La petite histoire du nom de famille

Au Québec, l'enfant a longtemps reçu le nom du père en vertu d'une règle juridique claire. Le nom de la mère n'était donné à l'enfant que s'il n'y avait pas de filiation paternelle. En 1964, la puissance maritale — qui permettait au mari de gérer les activités de sa femme en vertu de son incapacité juridique — a été abolie, ouvrant la voie à un changement en profondeur. Il a toutefois fallu attendre 1980 pour que l'égalité devienne un principe fondamental à la lumière duquel les règles du droit de la famille ont dû être réinterprétées.

Dans un contexte juridique où il y avait maintenant égalité entre le père et la mère, il était devenu insensé de maintenir la règle patriarcale, explique le juriste Alain Roy. «Il était logique qu'on permette aux parents de choisir le nom de leur enfant d'un commun accord et que ce choix soit fait parmi des options élargies: le nom du père, le nom de la mère ou une combinaison des deux.» C'est cette dernière option qui sera retenue, en 1981.

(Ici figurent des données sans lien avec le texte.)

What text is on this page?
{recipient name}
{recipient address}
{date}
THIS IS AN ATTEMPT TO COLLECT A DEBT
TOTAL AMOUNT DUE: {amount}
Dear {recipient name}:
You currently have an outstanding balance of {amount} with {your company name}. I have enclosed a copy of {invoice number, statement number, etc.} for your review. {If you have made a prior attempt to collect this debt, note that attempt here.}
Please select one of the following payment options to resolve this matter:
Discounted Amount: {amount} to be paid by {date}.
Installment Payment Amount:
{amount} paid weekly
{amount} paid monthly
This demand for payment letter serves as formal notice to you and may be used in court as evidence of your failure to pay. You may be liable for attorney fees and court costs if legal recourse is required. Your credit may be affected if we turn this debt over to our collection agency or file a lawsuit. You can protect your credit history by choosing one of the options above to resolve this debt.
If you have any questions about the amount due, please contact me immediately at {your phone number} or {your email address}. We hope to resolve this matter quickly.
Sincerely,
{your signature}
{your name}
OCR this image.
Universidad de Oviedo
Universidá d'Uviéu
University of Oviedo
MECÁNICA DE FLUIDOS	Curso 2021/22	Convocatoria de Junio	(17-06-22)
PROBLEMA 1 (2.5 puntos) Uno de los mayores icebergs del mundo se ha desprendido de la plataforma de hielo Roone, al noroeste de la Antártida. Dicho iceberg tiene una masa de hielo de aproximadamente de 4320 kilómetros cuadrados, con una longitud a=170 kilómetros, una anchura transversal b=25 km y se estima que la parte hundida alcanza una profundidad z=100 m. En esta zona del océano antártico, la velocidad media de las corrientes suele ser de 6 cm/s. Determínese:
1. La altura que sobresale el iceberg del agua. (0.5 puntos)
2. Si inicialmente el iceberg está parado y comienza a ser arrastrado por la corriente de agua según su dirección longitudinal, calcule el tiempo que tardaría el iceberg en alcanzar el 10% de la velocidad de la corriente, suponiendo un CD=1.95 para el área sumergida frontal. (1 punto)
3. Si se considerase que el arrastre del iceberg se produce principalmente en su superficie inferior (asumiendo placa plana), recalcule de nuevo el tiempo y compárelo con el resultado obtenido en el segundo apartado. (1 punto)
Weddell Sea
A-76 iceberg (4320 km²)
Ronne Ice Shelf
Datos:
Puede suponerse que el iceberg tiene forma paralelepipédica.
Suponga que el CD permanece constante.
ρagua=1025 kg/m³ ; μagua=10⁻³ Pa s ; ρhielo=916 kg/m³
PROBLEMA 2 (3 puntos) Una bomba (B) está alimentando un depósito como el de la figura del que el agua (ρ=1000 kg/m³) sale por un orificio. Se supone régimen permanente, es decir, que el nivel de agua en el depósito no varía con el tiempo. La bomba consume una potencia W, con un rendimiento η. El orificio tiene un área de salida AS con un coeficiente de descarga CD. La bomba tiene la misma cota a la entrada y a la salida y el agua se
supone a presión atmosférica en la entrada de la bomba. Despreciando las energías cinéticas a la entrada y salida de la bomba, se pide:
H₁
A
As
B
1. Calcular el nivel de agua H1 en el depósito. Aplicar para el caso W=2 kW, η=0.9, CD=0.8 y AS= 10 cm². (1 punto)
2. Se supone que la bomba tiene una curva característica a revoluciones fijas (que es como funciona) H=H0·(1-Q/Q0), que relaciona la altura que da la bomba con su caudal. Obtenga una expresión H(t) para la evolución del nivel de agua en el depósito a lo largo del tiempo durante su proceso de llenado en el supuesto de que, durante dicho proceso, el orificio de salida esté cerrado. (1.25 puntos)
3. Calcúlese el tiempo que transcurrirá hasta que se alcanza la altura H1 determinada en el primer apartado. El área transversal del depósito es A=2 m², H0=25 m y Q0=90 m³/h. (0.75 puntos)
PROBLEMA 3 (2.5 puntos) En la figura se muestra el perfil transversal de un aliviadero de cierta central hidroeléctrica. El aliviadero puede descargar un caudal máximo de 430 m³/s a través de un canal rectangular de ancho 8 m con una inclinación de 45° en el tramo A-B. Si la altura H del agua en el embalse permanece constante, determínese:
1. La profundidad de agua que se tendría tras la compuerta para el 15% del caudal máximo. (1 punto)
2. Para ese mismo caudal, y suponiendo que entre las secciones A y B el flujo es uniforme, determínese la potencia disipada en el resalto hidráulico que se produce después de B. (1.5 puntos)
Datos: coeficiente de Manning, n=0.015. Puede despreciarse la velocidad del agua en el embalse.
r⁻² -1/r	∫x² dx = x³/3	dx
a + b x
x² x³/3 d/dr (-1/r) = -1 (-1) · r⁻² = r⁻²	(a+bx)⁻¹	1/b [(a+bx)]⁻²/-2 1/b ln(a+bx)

À l'époque, le Conseil du statut de la femme avait réclamé une action plus musclée pour favoriser l'introduction du nom de la mère mais surtout sa pérennité. En 1979, dans son mémoire présenté en commission parlementaire sur la refonte du droit de la famille, le Conseil avait recommandé que le nom de famille de l'enfant soit composé, dans l'ordre, de celui de sa mère et de celui de son père. Lors de la transmission du nom, la mère aurait cédé à l'enfant la première partie de son nom, et le père, la deuxième partie.

Jugée trop rigide, cette formule n'a pas connu de suite. Ce qui ne signifie pas que l'attribution des noms soit restée figée depuis lors. Aujourd'hui, le directeur de l'État civil accepte qu'on inscrive, dans la liste des prénoms, le ou les noms de famille d'un parent parmi les prénoms qui ne sont pas destinés à être utilisés dans le quotidien. «Le directeur de l'État civil interprète la loi de façon correcte en se disant que l'objectif des parents est légitime, soit celui de conserver une souplesse et de ne pas contraindre l'enfant à porter un nom trop lourd tout en lui permettant de l'utiliser à sa guise», explique Alain Roy.

Par ailleurs, il y a des règles juridiques qui ont été mieux comprises avec le temps, poursuit le spécialiste du droit de la famille. «Ces règles permettent de mettre le nom ou une composante du nom du parent qui n'a pas été initialement inscrit à l'acte de naissance.» Le parent comme l'enfant, dès que celui-ci atteint l'âge légal requis, peuvent en effet réclamer l'ajout de ce nom. À l'inverse, pour retirer un nom, il faut faire la preuve d'un motif sérieux.

Cette souplesse est toutefois devenue le cauchemar des généalogistes. «Aujourd'hui, les noms ne sont plus uniques. Il n'y a plus de repères, et le fait de retrouver le nom de la mère dans les prénoms, ou vice-versa, c'est bon pour une ou deux générations. Mais après coup, on va finir par avoir des problèmes», prévient le professeur de droit à l'Université de Montréal.